We propose to generalize and certify the performance of reinforcement learning algorithms for control of cyber-physical systems (CPS). Broadly speaking, reinforcement learning applied to physical systems is concerned with making predictions from data to control the system to extremize a performance criterion. The project will particularly focus on developing theory and algorithms applicable to hybrid and multi-agent control systems, that is, systems with continuous and discrete elements and systems with multiple decision-making agents, which are ubiquitous in CPS across spatiotemporal scales and application domains. Reinforcement learning algorithms are not yet mature enough to guarantee performance when applied to control of CPS. In light of these limitations, this project aims to lay the theoretical and computational foundation to certify reinforcement learning algorithms so that they may be deployed in society with high confidence.

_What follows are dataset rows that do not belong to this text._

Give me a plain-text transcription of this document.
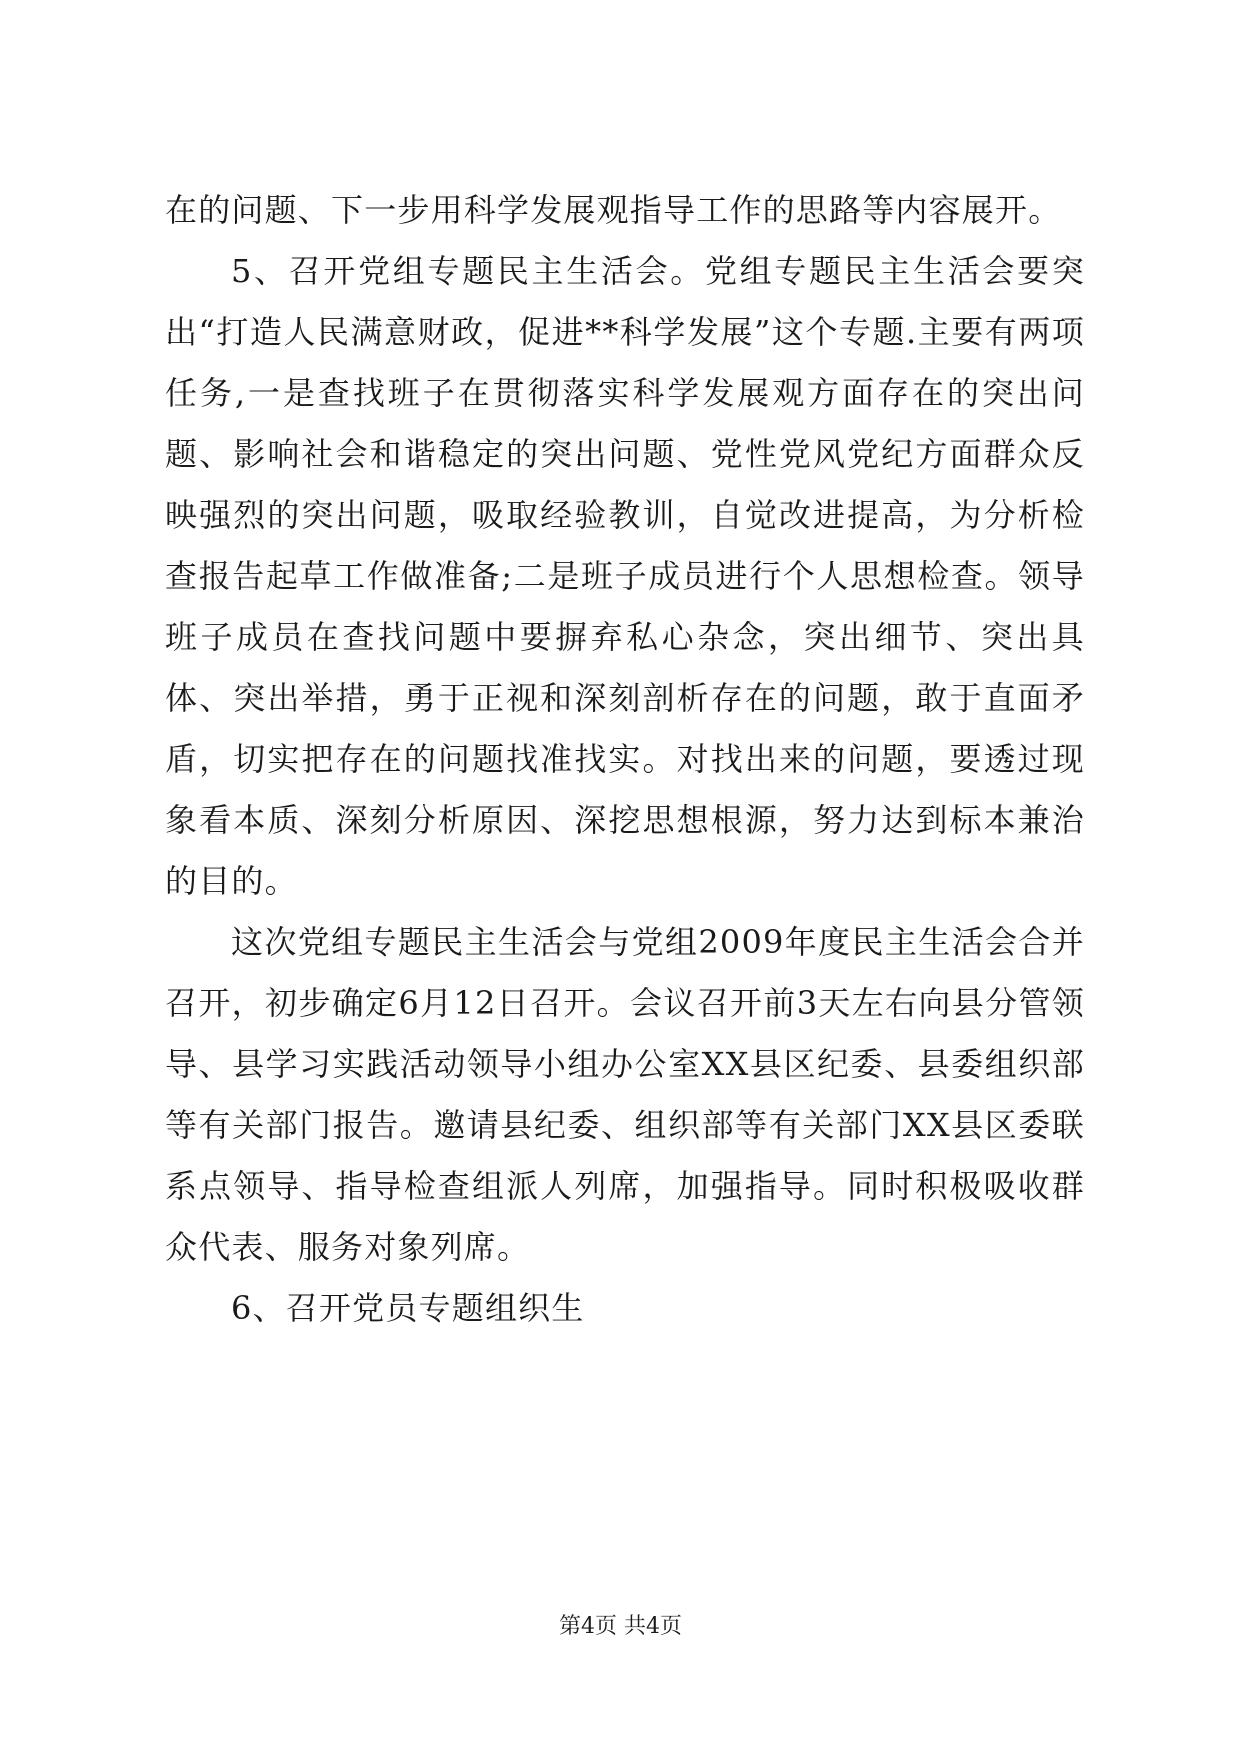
在的问题、下一步用科学发展观指导工作的思路等内容展开。

5、召开党组专题民主生活会。党组专题民主生活会要突出“打造人民满意财政，促进**科学发展”这个专题.主要有两项任务,一是查找班子在贯彻落实科学发展观方面存在的突出问题、影响社会和谐稳定的突出问题、党性党风党纪方面群众反映强烈的突出问题，吸取经验教训，自觉改进提高，为分析检查报告起草工作做准备;二是班子成员进行个人思想检查。领导班子成员在查找问题中要摒弃私心杂念，突出细节、突出具体、突出举措，勇于正视和深刻剖析存在的问题，敢于直面矛盾，切实把存在的问题找准找实。对找出来的问题，要透过现象看本质、深刻分析原因、深挖思想根源，努力达到标本兼治的目的。

这次党组专题民主生活会与党组2009年度民主生活会合并召开，初步确定6月12日召开。会议召开前3天左右向县分管领导、县学习实践活动领导小组办公室XX县区纪委、县委组织部等有关部门报告。邀请县纪委、组织部等有关部门XX县区委联系点领导、指导检查组派人列席，加强指导。同时积极吸收群众代表、服务对象列席。

6、召开党员专题组织生

第4页 共4页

This project will certify reinforcement learning algorithms that compute optimal control policies in systems with non-classical dynamics and non-classical costs. To achieve this goal, we will generalize convergent algorithms originally designed for purely continuous systems to apply in hybrid control systems whose states undergo a mixture of discrete and continuous transitions. Moreover, we specifically aim to ensure this approach is applicable to societal-scale CPS in which multiple agents, some of which may be humans, interact directly with the CPS. These algorithms will be experimentally validated on three testbeds that represent a range of hybrid and multi-agent phenomena that arise in CPS. The first testbed will test the performance of our algorithms on societal-scale traffic flow networks via simulation. The second testbed will consider heterogeneous teams of aerial and terrestrial mobile robots collaborating with human partners to perform construction, inspection, and maintenance tasks on scale facsimiles of infrastructure like bridges, and tunnels. The third testbed will study the closed-loop interaction between individual humans and remote, teleoperated robots that perform dynamic locomotion and manipulation behaviors. This project will also co-organize an interdisciplinary workshop with technology policy experts, the results of which will form the basis for an interdisciplinary multi-campus graduate-level seminar run by the PIs.
This award reflects NSF's statutory mission and has been deemed worthy of support through evaluation using the Foundation's intellectual merit and broader impacts review criteria.